Parasal genişletme elinde olsa genişletecek zaten; çünkü karakteri icabı doğal davranışıdır. Bu taşınamayacak yükü ekonominin sırtına yükleyen o değil mi? Nitekim transferler kaleminin artışının diğer kalemler için bu yıl bile yüksek seyretmesi hükümetin meylini güzelce anlatmaktadır. İsterseniz Merkez Bankası’nın çeyrek yıllık raporuna bakın.
Bunları değerlendirmek ve insanların meydanlara dökülmesine neden olan işten çıkarma, ücret kesme ve fazla mesai ücretlerini düdükleme gibi politikalara destek olmak tam bir pervasızlık değilse ekonomi yerine sol düşmanlığına dayanan kapitalist hırsları savunmak olmaz mı?
Geçen gün birisi doğal olarak arz ve talep kanununa göre talep arttı uçak bilet fiyatları da artı dedi. Maşallah efendiye. Fırsattan istifade halkın kazıklanmasından hiç şikayeti yok. Bunun adı da ekonomi bilirlik. Evren faşizminin azgın saldırılarından sonra halkın kafasını öyle bir yıkadılar ki onlardan doğan zamane ekonomistlerinin içinden aha bunlar da çıkıyor.
Halbuki eminin kapitalizmin başarısı ciddi bir devlet denetimin gerektirir. Kapitalizmde devlet başka işlerle uğraşmadığı için piyasayı daha iyi izleme ve denetleme olanağı bulur ve rekabeti sağlayarak fiyatları düşürür, rekabetin serbestliğinin sağlanamadığı yerde de fiyat denetimi sağlar diyeceklerdir. Amma şeytan şaşırtır ve kazıklanan halkın arkasından oh olsun çekerler. Devlet ekonomiye karışmamalıydı, karıştı, KTHY battı acısını da halk çekti demek onlara zevk verir. Ancak efendisinin atlarıyla övünen çiftlik seyisinden farksızdırlar. Biz de onlara oh çekeriz olur biter.
Ekonomistsen ekonomik sektörlerin hangisinin rekabet edebilirliği vardır, karlılığını koruyarak çalışır keşfedip ilan etmelidirler. YAGA bile yapa yapa bayatlamış kimsenin itibar etmediği ve kahvedeki akıldanelerin bile bildiği projelere talip arıyor. Sarımsaklı zeytin yağlı ekmekle değişik karakterli turizm yatırımı için zahmet edip arazı tahsisi yapılacakmış. Koşun yeni ekonomistlerin projeleri emrinizde kalkınma yakın. Devletten kesin parayı sokağa salın, yoksa TC’den borçlanın ve kalkınmadan geri alınmayacak paralar sağlayın kalkınma yakın. Projeler için çağrı var koşun.

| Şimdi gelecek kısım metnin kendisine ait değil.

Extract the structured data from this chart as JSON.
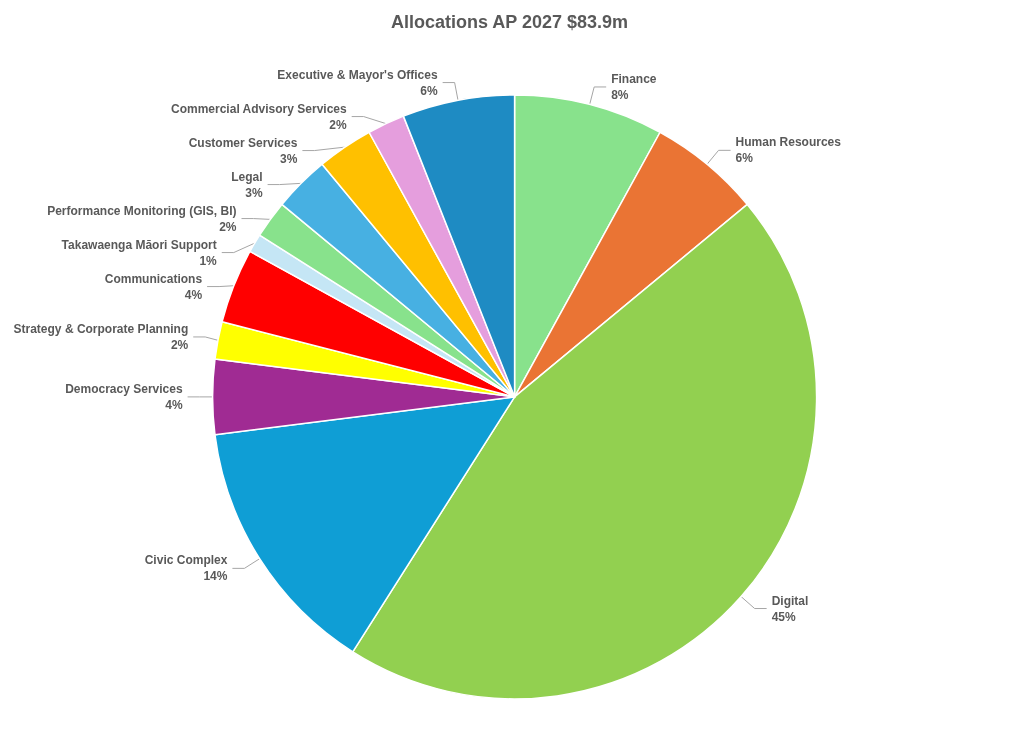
{
  "chart_data": {
    "type": "pie",
    "title": "Allocations AP 2027 $83.9m",
    "categories": [
      "Finance",
      "Human Resources",
      "Digital",
      "Civic Complex",
      "Democracy Services",
      "Strategy & Corporate Planning",
      "Communications",
      "Takawaenga Māori Support",
      "Performance Monitoring (GIS, BI)",
      "Legal",
      "Customer Services",
      "Commercial Advisory Services",
      "Executive & Mayor's Offices"
    ],
    "values": [
      8,
      6,
      45,
      14,
      4,
      2,
      4,
      1,
      2,
      3,
      3,
      2,
      6
    ],
    "value_labels": [
      "8%",
      "6%",
      "45%",
      "14%",
      "4%",
      "2%",
      "4%",
      "1%",
      "2%",
      "3%",
      "3%",
      "2%",
      "6%"
    ],
    "colors": [
      "#88e28c",
      "#ea7434",
      "#92d050",
      "#0f9ed5",
      "#a02b93",
      "#ffff00",
      "#ff0000",
      "#c5e6f5",
      "#88e28c",
      "#47b0e2",
      "#ffc000",
      "#e59edd",
      "#1e8bc3"
    ],
    "legend": false
  }
}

Bir salon dolusu tüm sektörler Türkiye elçiliği karşısında toplanmış, hepsi de elçilikten destek istiyor. Kimisi ithal fiyatlarını arttırın ki benim malım satılabilsin derken çoğu doğrudan para istiyor ki malını zararına satabilsin. Buna da ekonomik liberalizmle yorum getirip çözüm önerileri yapanlar şaşırmış durumdadırlar. Önce kabul etmelidirler ki b u parasal politikayla yani Türkiye’nin Lirasını kullanırken ayakta kalan birisi olmaz. Ondan sonra bunun çaresini konuşmalıdır. Çaresini konuşurken bilmelidir ki zeytini en modern yollarla toplasa da satma olanağı yoktur. Narinciyeyi CYPFRUVEX’in batırdığı iddiası artık demode oldu. Madem portokal var neden özel sektör neden satmaz da üretici sussun! Üstüne para veriyoruz gene de satamıyoruz. Hala daha üreticinin yanlış yapanına bakarak teknik bilgi eksikliği mazereti söylenemez.
Oturun ve düşünün monetarizm paraya bakar parası olmayanın monetarizmi de olmaz.